People cite a wide-ranging variety of excuses for putting healthy eating too far down on their list of priorities.
Some say they don’t have time to shop for and prepare nutritious meals on a regular basis. Others believe the cost of fresh and nutritious ingredients and the effort involved in healthy meal prep is not worth it. Still others simply claim they don’t like the taste of healthy foods.
Fortunately for corporate wellness promoters, these excuses are pretty flimsy and almost completely misguided.
Cooking and eating right takes some planning (and sometimes even a few extra dollars at the grocery store), but a commitment to good health should be incentive enough to drop the excuses.
So the next logical step for you is to work toward changing your employees’ perception of healthy eating, in order to help them lose and maintain their weight, improve their health, and feel better overall.

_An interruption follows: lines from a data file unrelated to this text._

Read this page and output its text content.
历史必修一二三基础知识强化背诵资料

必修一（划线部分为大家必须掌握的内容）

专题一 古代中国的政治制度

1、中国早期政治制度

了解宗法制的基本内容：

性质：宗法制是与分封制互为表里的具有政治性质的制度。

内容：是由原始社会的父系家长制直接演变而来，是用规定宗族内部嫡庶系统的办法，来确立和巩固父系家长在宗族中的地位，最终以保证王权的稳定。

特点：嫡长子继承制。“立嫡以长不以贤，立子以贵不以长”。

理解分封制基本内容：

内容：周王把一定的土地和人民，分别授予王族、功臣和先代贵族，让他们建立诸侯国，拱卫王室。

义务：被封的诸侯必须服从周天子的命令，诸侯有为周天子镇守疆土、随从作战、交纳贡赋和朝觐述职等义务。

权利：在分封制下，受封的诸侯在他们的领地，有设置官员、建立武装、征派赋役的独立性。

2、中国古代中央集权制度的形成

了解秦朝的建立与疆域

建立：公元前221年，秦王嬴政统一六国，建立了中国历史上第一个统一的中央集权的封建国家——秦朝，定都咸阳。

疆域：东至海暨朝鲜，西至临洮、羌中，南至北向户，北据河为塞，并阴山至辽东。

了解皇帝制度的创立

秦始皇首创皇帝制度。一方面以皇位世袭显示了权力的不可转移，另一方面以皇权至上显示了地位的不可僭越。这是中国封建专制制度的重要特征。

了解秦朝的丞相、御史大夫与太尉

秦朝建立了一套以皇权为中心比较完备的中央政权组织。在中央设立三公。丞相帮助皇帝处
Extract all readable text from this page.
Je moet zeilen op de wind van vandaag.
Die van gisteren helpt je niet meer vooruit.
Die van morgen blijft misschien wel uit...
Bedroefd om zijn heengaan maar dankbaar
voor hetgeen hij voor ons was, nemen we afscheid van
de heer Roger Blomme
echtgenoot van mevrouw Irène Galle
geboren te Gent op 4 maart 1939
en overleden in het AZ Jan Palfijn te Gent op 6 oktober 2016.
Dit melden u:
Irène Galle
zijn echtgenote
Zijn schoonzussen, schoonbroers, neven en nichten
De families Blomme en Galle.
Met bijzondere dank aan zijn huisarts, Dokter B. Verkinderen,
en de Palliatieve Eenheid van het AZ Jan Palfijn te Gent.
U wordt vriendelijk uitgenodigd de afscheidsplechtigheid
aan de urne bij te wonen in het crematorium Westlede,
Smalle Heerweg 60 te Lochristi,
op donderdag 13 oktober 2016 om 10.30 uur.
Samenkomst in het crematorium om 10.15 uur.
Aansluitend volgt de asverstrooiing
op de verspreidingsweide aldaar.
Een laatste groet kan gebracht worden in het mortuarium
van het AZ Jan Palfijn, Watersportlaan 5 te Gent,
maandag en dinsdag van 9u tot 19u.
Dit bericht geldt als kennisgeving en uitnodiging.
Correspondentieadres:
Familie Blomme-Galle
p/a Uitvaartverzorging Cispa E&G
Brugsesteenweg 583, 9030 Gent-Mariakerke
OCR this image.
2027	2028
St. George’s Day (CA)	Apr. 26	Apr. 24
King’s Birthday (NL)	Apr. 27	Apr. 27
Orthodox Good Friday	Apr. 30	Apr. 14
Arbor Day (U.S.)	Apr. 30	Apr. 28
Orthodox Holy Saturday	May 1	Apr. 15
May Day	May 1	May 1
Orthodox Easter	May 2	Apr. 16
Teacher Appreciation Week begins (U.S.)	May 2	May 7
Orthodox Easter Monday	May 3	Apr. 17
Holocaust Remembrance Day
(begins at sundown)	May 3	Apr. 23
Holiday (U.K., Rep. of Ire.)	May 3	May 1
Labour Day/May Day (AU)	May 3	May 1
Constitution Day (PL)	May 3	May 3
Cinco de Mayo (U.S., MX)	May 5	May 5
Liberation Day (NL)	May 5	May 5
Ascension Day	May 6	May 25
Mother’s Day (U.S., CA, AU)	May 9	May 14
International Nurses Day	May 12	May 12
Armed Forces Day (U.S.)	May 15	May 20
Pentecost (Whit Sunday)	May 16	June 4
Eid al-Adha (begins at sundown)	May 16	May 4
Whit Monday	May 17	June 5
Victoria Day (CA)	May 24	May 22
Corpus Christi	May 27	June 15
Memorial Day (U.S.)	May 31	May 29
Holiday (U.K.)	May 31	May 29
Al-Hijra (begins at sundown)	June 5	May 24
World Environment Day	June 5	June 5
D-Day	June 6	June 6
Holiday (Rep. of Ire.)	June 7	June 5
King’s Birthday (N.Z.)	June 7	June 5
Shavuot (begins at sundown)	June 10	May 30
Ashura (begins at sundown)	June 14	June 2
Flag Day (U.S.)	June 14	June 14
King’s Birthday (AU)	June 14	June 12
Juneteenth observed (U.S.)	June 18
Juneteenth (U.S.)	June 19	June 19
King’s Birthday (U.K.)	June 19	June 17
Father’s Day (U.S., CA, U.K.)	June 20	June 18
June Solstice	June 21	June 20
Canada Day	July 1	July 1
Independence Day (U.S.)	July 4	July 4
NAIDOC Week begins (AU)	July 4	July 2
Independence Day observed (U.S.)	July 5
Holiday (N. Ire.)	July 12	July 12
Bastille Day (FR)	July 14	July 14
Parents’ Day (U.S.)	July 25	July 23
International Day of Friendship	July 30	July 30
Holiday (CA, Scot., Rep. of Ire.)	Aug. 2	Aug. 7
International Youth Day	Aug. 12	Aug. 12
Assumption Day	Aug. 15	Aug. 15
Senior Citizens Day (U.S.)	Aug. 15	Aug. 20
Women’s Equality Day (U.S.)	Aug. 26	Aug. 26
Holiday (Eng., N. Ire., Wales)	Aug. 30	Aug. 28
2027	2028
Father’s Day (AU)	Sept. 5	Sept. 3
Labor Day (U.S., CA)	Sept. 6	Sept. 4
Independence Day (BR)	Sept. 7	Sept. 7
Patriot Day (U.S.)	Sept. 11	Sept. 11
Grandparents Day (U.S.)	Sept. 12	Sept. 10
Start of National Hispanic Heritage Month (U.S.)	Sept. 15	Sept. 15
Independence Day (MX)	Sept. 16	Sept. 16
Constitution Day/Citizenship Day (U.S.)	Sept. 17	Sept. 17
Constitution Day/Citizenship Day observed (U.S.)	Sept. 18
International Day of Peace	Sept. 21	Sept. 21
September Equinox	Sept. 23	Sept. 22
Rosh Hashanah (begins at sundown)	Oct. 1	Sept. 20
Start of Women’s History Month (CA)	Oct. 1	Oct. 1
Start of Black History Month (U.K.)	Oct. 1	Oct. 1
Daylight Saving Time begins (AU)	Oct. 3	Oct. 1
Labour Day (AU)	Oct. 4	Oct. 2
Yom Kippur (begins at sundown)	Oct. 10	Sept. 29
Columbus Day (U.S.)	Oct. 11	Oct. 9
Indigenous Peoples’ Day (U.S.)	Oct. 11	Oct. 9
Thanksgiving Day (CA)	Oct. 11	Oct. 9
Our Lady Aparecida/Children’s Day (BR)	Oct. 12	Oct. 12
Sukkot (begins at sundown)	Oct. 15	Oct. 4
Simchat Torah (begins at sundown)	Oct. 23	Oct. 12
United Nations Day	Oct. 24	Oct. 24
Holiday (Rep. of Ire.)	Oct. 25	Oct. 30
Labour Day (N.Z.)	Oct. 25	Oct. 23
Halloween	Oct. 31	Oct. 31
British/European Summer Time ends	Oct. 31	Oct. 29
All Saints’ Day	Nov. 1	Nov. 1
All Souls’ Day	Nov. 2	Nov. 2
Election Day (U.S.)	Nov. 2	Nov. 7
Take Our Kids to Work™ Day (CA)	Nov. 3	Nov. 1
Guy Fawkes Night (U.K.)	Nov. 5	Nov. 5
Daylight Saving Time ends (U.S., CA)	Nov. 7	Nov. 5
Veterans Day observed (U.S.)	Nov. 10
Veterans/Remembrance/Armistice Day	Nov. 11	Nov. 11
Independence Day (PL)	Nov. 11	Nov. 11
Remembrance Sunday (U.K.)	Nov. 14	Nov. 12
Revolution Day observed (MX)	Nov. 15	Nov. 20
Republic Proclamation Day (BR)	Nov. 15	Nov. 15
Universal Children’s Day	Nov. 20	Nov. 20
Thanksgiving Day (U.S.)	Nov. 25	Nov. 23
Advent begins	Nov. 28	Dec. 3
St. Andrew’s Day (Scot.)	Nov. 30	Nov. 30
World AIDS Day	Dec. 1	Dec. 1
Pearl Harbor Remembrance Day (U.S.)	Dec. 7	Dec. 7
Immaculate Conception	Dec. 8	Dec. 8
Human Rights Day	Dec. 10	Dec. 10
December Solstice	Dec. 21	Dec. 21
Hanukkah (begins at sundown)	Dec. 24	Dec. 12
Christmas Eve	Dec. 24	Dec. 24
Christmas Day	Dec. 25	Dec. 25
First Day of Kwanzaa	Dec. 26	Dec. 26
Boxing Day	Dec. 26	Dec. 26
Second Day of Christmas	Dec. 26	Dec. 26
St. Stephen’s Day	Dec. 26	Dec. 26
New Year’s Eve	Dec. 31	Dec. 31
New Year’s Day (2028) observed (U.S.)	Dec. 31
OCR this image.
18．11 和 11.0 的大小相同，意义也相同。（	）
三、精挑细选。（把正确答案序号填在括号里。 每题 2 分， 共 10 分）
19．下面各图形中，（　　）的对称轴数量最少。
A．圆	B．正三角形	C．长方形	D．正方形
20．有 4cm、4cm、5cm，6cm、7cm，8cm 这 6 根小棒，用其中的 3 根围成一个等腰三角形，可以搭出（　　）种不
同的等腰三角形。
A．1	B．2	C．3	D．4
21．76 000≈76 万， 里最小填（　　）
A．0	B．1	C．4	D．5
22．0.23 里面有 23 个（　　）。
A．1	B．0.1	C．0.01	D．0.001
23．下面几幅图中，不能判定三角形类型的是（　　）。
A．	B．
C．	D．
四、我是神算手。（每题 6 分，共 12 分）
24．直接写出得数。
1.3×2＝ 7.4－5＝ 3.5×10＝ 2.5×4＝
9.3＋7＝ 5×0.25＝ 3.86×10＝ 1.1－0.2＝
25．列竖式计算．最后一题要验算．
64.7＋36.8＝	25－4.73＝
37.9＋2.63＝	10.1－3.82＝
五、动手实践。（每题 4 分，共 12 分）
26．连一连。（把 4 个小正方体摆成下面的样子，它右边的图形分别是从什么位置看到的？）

As you well know, employee wellness (a big part of which hinges on healthy lifestyle choices such as diet and exercise) is a vital component of your business. Healthy workers cost you less in both dollars and productivity, and they’re more likely to offer their top performance day in and day out.
Therefore the ones who engage in daily vending machine raids and lunchtime trips to the local fast-food joint are a cause for concern to their employers. Frequent poor dietary choices put them at risk for obesity and all its accompanying ills, including heart disease, type 2 diabetes, and certain cancers.
While you’re not likely to turn a die-hard burger-and-fries fanatic into a steadfast salad eater overnight, there are things you can do to promote healthy eating, starting with small changes for those who may not be quite ready to give up their standard food choices all at once.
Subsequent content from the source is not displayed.